Prof. Wang opened his talk by highlighting the growing demand for high-power traction batteries and energy storage systems capable of operating across a wide temperature range. He emphasized that achieving both high energy density and robust performance under extreme conditions remains a critical challenge, largely due to complex structural degradation and interfacial instability in cathode materials. To address these issues, he introduced a research framework centered on structural–interfacial synergistic regulation, supported by advanced characterization techniques and multiscale analytical approaches to systematically track degradation evolution and guide materials design.
Focusing on representative cathode systems, Prof. Wang first discussed LiNi₀.₅Mn₁.₅O₄ (LNMO), where his team improves structural tolerance through morphology control, grain-boundary stabilization, and defect–interface coupling, effectively suppressing parasitic side reactions. At the device level, Prof. Wang highlighted the importance of co-optimizing electrolytes and manufacturing processes. His team conducts rigorous validation under extreme operating conditions, including ultra-high temperature, ultra-low temperature, and ultra-high power scenarios, demonstrating the practical viability of these materials in applications such as unmanned aerial vehicles, electric vehicles, and large-scale energy storage systems.

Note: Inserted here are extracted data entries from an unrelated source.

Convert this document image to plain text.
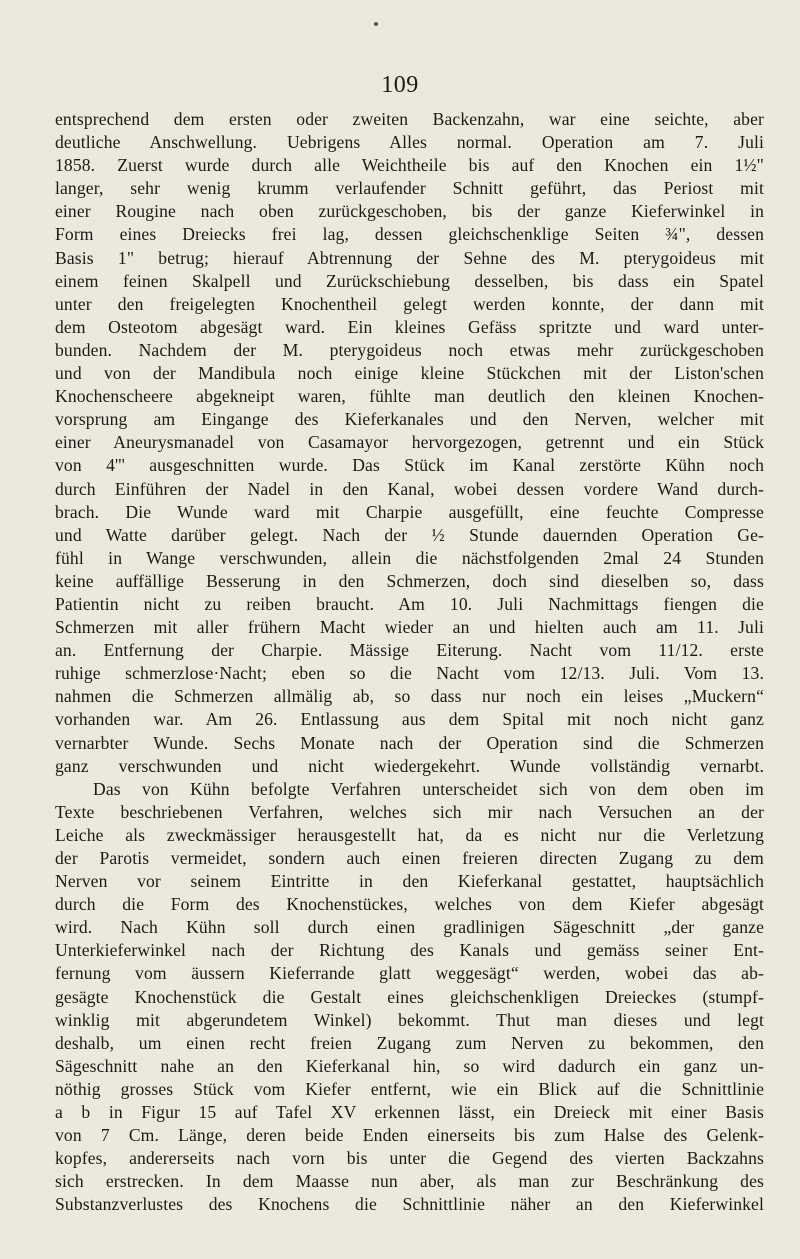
109
entsprechend dem ersten oder zweiten Backenzahn, war eine seichte, aber
deutliche Anschwellung. Uebrigens Alles normal. Operation am 7. Juli
1858. Zuerst wurde durch alle Weichtheile bis auf den Knochen ein 1½"
langer, sehr wenig krumm verlaufender Schnitt geführt, das Periost mit
einer Rougine nach oben zurückgeschoben, bis der ganze Kieferwinkel in
Form eines Dreiecks frei lag, dessen gleichschenklige Seiten ¾", dessen
Basis 1" betrug; hierauf Abtrennung der Sehne des M. pterygoideus mit
einem feinen Skalpell und Zurückschiebung desselben, bis dass ein Spatel
unter den freigelegten Knochentheil gelegt werden konnte, der dann mit
dem Osteotom abgesägt ward. Ein kleines Gefäss spritzte und ward unter-
bunden. Nachdem der M. pterygoideus noch etwas mehr zurückgeschoben
und von der Mandibula noch einige kleine Stückchen mit der Liston'schen
Knochenscheere abgekneipt waren, fühlte man deutlich den kleinen Knochen-
vorsprung am Eingange des Kieferkanales und den Nerven, welcher mit
einer Aneurysmanadel von Casamayor hervorgezogen, getrennt und ein Stück
von 4''' ausgeschnitten wurde. Das Stück im Kanal zerstörte Kühn noch
durch Einführen der Nadel in den Kanal, wobei dessen vordere Wand durch-
brach. Die Wunde ward mit Charpie ausgefüllt, eine feuchte Compresse
und Watte darüber gelegt. Nach der ½ Stunde dauernden Operation Ge-
fühl in Wange verschwunden, allein die nächstfolgenden 2mal 24 Stunden
keine auffällige Besserung in den Schmerzen, doch sind dieselben so, dass
Patientin nicht zu reiben braucht. Am 10. Juli Nachmittags fiengen die
Schmerzen mit aller frühern Macht wieder an und hielten auch am 11. Juli
an. Entfernung der Charpie. Mässige Eiterung. Nacht vom 11/12. erste
ruhige schmerzlose·Nacht; eben so die Nacht vom 12/13. Juli. Vom 13.
nahmen die Schmerzen allmälig ab, so dass nur noch ein leises „Muckern“
vorhanden war. Am 26. Entlassung aus dem Spital mit noch nicht ganz
vernarbter Wunde. Sechs Monate nach der Operation sind die Schmerzen
ganz verschwunden und nicht wiedergekehrt. Wunde vollständig vernarbt.
Das von Kühn befolgte Verfahren unterscheidet sich von dem oben im
Texte beschriebenen Verfahren, welches sich mir nach Versuchen an der
Leiche als zweckmässiger herausgestellt hat, da es nicht nur die Verletzung
der Parotis vermeidet, sondern auch einen freieren directen Zugang zu dem
Nerven vor seinem Eintritte in den Kieferkanal gestattet, hauptsächlich
durch die Form des Knochenstückes, welches von dem Kiefer abgesägt
wird. Nach Kühn soll durch einen gradlinigen Sägeschnitt „der ganze
Unterkieferwinkel nach der Richtung des Kanals und gemäss seiner Ent-
fernung vom äussern Kieferrande glatt weggesägt“ werden, wobei das ab-
gesägte Knochenstück die Gestalt eines gleichschenkligen Dreieckes (stumpf-
winklig mit abgerundetem Winkel) bekommt. Thut man dieses und legt
deshalb, um einen recht freien Zugang zum Nerven zu bekommen, den
Sägeschnitt nahe an den Kieferkanal hin, so wird dadurch ein ganz un-
nöthig grosses Stück vom Kiefer entfernt, wie ein Blick auf die Schnittlinie
a b in Figur 15 auf Tafel XV erkennen lässt, ein Dreieck mit einer Basis
von 7 Cm. Länge, deren beide Enden einerseits bis zum Halse des Gelenk-
kopfes, andererseits nach vorn bis unter die Gegend des vierten Backzahns
sich erstrecken. In dem Maasse nun aber, als man zur Beschränkung des
Substanzverlustes des Knochens die Schnittlinie näher an den Kieferwinkel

In conclusion, Prof. Wang proposed a closed-loop research paradigm integrating characterization, mechanism understanding, materials design, and full-cell validation. This comprehensive approach provides a clear methodological pathway to accelerate the industrialization of next-generation cathode materials and underscores the importance of bridging fundamental science with real-world applications.